Nesse caso não se trata de plantas que adquiriram resistência aos herbicidas, que eram susceptíveis um dia e deixaram de ser controladas com o uso repetitivo desses produtos. Nos referimos nesse caso a plantas que são originariamente tolerantes aos produtos hoje empregados. Chamamos essas plantas de “pragas duras”, ou até “pragas extremamente duras”, e aí não faltam exemplos, cada região tem seus protagonistas, como a ciganinha (Memora peregrina), ipê-tabaco (Tabebuia sp), cipó-roncador, sambaiba (Curatella americana), sambaidinha, cipó-de-fogo, cipó-jiboão, pixirica (Clidemia sp), entre uma lista infindável de espécies de importâncias regionais.
Na maioria desses casos deve-se substituir a aplicação foliar por outras modalidades de uso, como a aplicação basal ou no toco, como comentamos em outros artigos aqui publicados e assim obtendo de outro modo o controle econômico das chamadas pragas duras ou extremamente duras.
Em toda bula de produto fitossanitário existe a advertência do fabricante alertando sobre a importância da alternância de diferentes mecanismos de ação, visando o manejo da resistência de produtos.

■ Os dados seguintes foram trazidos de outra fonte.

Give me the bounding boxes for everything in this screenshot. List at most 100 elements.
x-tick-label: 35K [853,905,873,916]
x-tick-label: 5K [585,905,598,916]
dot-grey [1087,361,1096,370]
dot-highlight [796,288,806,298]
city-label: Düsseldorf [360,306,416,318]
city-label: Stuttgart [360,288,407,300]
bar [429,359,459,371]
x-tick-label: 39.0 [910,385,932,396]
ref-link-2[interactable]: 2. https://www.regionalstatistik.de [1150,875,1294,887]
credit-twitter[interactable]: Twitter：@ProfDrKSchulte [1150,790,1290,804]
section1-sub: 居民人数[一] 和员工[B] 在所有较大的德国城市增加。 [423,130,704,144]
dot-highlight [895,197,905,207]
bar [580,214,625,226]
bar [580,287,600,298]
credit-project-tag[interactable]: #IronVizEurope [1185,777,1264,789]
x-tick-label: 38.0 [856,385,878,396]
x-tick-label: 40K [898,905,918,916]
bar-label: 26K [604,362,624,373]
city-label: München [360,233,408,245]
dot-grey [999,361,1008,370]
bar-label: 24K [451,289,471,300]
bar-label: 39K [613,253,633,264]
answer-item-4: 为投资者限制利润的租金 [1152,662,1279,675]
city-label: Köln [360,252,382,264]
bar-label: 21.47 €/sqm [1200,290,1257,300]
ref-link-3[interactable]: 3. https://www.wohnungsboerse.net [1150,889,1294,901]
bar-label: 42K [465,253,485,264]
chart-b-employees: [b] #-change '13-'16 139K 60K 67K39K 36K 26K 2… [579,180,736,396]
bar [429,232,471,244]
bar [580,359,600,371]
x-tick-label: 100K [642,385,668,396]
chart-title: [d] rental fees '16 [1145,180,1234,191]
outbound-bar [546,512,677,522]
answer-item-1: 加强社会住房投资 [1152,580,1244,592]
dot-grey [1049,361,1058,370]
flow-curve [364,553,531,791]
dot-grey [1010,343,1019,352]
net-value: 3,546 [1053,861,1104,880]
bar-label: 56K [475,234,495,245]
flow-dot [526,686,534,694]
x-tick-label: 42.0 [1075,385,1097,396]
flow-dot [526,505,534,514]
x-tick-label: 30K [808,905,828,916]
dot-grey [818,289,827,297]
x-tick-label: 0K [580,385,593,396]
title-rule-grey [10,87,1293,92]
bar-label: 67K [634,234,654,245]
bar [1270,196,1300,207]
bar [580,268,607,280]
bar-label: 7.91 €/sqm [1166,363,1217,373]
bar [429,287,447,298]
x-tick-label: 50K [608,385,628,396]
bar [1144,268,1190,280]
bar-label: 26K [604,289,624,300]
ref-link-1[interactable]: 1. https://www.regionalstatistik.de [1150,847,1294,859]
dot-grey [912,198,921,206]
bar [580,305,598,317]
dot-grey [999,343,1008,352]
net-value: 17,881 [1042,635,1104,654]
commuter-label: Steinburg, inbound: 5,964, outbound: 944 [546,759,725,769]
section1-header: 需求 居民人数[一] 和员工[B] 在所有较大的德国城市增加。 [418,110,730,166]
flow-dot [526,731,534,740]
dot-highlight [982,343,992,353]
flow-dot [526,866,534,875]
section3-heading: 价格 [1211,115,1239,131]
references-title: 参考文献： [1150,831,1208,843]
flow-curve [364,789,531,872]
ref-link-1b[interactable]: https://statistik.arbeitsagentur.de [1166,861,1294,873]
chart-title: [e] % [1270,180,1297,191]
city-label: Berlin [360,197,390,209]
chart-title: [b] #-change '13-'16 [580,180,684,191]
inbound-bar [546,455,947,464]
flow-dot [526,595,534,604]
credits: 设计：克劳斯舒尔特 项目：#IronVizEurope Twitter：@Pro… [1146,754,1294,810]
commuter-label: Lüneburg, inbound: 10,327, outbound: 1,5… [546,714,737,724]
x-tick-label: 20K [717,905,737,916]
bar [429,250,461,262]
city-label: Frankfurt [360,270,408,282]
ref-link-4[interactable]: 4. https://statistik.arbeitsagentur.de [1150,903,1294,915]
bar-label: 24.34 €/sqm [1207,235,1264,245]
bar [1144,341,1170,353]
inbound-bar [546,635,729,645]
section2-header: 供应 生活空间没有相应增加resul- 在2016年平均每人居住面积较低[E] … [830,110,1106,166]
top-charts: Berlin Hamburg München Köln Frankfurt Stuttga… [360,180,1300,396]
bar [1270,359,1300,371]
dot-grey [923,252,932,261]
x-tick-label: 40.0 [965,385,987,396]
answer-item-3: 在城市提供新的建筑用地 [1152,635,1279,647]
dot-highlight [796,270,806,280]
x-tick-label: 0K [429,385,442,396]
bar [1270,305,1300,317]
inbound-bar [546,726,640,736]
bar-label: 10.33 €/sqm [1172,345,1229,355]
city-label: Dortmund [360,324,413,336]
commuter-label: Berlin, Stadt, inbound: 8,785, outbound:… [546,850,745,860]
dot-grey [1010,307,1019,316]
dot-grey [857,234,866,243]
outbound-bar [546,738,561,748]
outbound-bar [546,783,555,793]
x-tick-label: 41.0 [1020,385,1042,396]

No caso de pastagens, como mencionamos, a base dos produtos são cinco moléculas de um mesmo mecanismo de ação, e essa opção fica um pouco limitada, mas nos tranquiliza pela baixa frequência e modalidades de uso.
E finalizando, como preceito geral, o uso das boas práticas agrícolas, que compreendem o emprego da dose correta, indicada por técnico capacitado e pela bula dos produtos; nas condições adequadas de aplicação, tanto em relação aos parâmetros ambientais: vento, umidade e temperatura do ar, como da biologia da planta; e da qualidade do equipamento de aplicação: regulagem e condições de manutenção corretas. A atenção a esses preceitos, com as características do ambiente, e das ferramentas técnicas disponíveis nas pastagens descritas acima, podemos imaginar que ainda teremos a frente um bom período de convívio com as alternativas atualmente disponíveis, o que é positivo para o pecuarista, para o fabricante de produtos e todos os elos da cadeia produtiva.